Posted by Robert Scott on October 29, 2006, 11:29 am

One problem is that the water in the barrels above ground will get cold during
the night.  And that is when your heat pump needs the heat the most.  Combining
solar heat with heat pump technology is a good idea, but the solar heating part
should be done well before it can contribute to the heat pump.  Now if the
barrels were in your house and were heated with passive solar and shielded from
the cold night by operable curtains or a Trombe (sp?) wall, then they would help
out a lot.  But just having some barrels sit outside with no insulation will
probably do more harm that good.

Robert Scott
Ypsilanti, Michigan

Posted by News on October 29, 2006, 1:53 pm

OK. Have the barrels insulated, maybe in a well insulated shed. The heat
from the earth is pumped into them, then the heat pump takes away the heat.
The heat is being pumped into the barrels say 24/7 by a low wattage pump,
while the heat takes out the heat when it needs it.
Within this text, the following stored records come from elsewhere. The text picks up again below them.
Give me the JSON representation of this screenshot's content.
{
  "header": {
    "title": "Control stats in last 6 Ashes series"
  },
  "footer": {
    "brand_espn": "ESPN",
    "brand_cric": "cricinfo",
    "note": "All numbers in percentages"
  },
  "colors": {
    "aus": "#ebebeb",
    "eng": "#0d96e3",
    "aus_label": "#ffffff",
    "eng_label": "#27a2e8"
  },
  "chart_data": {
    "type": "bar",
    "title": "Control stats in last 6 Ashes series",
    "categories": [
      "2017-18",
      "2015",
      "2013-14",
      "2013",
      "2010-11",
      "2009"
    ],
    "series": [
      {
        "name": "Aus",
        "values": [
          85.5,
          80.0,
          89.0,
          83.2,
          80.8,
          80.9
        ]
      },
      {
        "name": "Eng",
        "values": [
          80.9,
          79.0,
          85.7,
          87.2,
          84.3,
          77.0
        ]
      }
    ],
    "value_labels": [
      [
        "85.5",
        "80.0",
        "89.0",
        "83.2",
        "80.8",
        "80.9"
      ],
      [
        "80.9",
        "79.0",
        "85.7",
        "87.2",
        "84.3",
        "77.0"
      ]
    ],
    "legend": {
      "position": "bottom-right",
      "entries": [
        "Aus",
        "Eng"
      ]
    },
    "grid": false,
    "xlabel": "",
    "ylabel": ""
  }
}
Posted by Robert Scott on October 29, 2006, 4:21 pm

You have a strange concept of pumping heat from the earth into barrels.  That
will only work if the earth is warmer than the barrels.  So as soon as the
barrels reach the temperature of the earth, then they will hold no more heat.
The mass of the barrels is probably small compared to the mass of the earth in
contact with the underground slinky.  So you are adding negligibly to the total
mass of stuff at the temperature of the ground, not to mention the fact that you
are slightly depleting the underground heat source.  On the other hand, if you
are talking about gathering solar heat during the day in these barrels and then
using the relative heat in the barrels as input to the heat pump at night to
augment what comes from the earth, then you may have something.

Robert Scott
Ypsilanti, Michigan

Posted by SJC on October 29, 2006, 5:38 pm


Solar thermal collectors heating the barrel/tank fluid to warm the ground fluid
further makes some sense, but there is little storage reserve for long period of
cold and overcast. Having a heat store underground that is heated spring, summer
and fall could work nicely with a large array of solar thermal collectors.